Parntu means ‘fish’ in the local indigenous language. The jersey has the earth colours of orange, yellow and brown but Rhonda has insisted the word ‘Respect’ is prominently displayed on the kit.
“That means respect for the opposite team, respect for your own brothers,” Hynch said.
“We don’t treat them as just a sports team. We treat them as family and we show them respect – because we want them to have that on and off the field.”
The NSWRL Indigenous Volunteer of the Year award is well-earned as Rhonda works tirelessly for both the men’s and women’s game.
She also runs the women’s tackling team, the Wilcannia Wildflowers.
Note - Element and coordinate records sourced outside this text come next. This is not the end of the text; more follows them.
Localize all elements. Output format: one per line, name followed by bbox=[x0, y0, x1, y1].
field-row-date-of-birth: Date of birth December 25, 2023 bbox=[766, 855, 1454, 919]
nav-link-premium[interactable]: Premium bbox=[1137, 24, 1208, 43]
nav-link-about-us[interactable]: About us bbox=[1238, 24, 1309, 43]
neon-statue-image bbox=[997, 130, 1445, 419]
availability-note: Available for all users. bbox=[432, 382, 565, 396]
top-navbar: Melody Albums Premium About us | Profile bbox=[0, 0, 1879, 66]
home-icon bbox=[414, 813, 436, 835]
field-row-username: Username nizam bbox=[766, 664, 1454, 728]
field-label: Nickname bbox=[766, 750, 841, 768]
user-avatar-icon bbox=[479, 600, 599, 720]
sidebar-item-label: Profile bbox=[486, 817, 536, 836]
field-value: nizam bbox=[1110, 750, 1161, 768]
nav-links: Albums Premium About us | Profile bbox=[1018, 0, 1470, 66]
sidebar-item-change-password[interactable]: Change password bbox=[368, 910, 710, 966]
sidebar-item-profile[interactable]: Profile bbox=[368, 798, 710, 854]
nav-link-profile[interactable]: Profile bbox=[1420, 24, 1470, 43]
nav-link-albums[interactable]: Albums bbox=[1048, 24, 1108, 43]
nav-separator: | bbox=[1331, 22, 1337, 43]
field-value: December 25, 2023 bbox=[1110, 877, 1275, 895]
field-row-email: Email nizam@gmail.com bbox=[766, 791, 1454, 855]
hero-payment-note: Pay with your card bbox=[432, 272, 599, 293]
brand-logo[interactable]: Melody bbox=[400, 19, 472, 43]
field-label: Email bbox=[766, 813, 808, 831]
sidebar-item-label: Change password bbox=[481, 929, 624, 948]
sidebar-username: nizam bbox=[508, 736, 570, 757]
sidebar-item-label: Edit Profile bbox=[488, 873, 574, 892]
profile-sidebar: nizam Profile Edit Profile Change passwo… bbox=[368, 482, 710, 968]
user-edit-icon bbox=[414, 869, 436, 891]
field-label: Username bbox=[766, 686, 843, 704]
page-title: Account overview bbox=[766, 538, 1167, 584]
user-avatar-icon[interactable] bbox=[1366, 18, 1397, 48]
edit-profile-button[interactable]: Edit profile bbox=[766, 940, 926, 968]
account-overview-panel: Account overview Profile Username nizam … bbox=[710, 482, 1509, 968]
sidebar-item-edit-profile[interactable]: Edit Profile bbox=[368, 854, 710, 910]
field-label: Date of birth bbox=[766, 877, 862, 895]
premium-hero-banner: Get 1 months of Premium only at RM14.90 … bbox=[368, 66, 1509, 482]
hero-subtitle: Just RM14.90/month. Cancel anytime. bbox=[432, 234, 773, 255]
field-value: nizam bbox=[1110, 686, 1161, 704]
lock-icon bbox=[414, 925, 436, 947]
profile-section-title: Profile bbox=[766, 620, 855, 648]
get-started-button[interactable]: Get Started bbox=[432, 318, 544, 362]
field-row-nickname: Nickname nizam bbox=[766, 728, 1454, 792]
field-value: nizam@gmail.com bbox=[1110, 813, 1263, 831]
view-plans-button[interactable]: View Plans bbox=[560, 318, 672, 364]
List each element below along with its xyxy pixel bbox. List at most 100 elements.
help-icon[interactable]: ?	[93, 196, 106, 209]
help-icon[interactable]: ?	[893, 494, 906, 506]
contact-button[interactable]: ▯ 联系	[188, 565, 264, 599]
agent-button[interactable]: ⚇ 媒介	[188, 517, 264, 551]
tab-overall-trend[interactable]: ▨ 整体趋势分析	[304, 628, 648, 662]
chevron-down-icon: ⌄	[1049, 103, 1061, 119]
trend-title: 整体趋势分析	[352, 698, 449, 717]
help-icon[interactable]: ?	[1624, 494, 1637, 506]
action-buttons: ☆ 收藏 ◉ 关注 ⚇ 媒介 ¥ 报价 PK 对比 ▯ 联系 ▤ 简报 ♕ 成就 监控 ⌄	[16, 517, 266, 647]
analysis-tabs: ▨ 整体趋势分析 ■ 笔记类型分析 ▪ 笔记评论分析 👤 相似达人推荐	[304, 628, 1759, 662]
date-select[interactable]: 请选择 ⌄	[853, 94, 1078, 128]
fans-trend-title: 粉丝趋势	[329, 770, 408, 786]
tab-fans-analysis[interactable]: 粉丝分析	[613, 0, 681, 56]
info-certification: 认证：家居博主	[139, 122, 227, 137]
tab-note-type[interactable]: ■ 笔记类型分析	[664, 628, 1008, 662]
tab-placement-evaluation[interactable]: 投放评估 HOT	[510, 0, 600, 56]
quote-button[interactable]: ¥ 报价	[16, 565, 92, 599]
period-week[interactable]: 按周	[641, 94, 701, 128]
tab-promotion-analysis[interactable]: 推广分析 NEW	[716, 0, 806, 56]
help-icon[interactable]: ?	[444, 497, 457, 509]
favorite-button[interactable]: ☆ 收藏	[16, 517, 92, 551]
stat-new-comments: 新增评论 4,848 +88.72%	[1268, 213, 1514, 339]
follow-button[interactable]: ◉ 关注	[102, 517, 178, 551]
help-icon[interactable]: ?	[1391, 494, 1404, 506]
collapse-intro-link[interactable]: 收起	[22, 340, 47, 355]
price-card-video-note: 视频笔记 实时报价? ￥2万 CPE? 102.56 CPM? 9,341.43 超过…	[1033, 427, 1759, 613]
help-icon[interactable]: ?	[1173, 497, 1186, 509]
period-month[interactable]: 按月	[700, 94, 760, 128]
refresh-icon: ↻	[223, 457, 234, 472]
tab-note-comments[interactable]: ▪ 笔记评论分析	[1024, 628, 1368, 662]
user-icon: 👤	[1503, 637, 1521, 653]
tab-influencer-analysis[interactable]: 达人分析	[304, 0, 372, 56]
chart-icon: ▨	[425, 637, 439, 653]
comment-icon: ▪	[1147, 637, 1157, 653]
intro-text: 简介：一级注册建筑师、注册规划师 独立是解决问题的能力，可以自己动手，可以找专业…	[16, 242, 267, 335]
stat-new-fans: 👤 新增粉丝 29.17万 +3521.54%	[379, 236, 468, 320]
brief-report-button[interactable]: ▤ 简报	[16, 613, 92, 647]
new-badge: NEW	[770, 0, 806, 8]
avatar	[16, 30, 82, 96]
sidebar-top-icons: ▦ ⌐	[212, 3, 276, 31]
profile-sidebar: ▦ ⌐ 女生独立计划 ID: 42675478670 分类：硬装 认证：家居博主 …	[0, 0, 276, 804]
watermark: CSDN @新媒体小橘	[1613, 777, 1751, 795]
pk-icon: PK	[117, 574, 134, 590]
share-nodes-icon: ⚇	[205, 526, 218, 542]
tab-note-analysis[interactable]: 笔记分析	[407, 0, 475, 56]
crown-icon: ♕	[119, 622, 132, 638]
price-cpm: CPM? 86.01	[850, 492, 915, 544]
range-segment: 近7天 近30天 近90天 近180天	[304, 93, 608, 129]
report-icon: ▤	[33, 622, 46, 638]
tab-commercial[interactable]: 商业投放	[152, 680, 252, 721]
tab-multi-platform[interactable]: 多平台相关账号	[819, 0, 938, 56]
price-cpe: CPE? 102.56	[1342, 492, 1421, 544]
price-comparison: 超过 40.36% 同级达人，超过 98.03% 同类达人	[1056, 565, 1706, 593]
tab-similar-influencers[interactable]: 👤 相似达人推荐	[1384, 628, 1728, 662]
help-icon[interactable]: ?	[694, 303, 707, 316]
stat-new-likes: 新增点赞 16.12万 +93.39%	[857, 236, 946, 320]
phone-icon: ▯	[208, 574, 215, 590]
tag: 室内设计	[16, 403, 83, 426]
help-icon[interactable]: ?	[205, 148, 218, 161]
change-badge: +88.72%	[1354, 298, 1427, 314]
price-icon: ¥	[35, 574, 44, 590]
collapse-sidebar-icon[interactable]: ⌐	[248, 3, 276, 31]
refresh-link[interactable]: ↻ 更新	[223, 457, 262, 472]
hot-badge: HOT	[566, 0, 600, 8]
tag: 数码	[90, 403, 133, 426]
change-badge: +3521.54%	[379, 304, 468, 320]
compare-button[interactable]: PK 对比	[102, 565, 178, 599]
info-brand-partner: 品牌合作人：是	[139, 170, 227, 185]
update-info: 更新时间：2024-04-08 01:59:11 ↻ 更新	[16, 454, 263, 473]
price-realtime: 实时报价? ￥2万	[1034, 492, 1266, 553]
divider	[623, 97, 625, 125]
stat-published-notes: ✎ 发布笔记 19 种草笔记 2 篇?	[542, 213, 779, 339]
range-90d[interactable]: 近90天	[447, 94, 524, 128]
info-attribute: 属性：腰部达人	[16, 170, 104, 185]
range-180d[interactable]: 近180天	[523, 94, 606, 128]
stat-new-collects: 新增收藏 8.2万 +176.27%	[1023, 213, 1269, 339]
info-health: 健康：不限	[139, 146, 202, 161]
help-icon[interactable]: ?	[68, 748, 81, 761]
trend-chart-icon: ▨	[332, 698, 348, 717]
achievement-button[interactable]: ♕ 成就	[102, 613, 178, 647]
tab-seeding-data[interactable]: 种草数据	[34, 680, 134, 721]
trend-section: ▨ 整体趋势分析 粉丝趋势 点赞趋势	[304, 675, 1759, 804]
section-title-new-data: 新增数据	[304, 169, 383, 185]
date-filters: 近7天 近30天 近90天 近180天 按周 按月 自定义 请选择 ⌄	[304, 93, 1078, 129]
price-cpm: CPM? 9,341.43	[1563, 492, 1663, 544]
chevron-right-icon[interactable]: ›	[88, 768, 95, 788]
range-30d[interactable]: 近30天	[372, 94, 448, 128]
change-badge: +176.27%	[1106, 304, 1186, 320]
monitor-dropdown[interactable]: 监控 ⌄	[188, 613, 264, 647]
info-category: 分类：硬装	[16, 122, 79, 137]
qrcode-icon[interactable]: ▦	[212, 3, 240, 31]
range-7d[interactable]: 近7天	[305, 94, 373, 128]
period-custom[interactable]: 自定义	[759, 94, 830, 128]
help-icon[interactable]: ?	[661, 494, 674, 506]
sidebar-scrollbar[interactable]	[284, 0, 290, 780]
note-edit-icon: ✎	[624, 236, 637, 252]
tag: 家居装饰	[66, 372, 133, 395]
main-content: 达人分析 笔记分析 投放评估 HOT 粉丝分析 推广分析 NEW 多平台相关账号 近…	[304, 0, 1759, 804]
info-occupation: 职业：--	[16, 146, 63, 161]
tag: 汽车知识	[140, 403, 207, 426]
They beat the Menindee Twisted Sisters 48-8 in the Outback Rugby League (ORL) Grand Final on Sunday 25 July.
It was a case of double celebration for Hynch, with Parntu beating the Boomerangs 32-24 in the men’s ORL decider also on Sunday.
“I’ve worked very hard for a very long time with men of all ages – I’ve got 25 men in the Warriors with the youngest being just 17 years-old,” Hynch said.
“And now the women can be a part of it all so I’m enjoying that too. I love my weekends but there’s a part of me that will be glad to have a bit of a break once the footy season is over.
“This award has made me feel a bit teary. I see the happiness on the men’s and women’s faces when they play, and it all seems very worthwhile.
“We have a motto: ‘Win, Lose or Draw It Doesn’t Matter – Get Out There and Have Fun – Enjoy Your Day’.”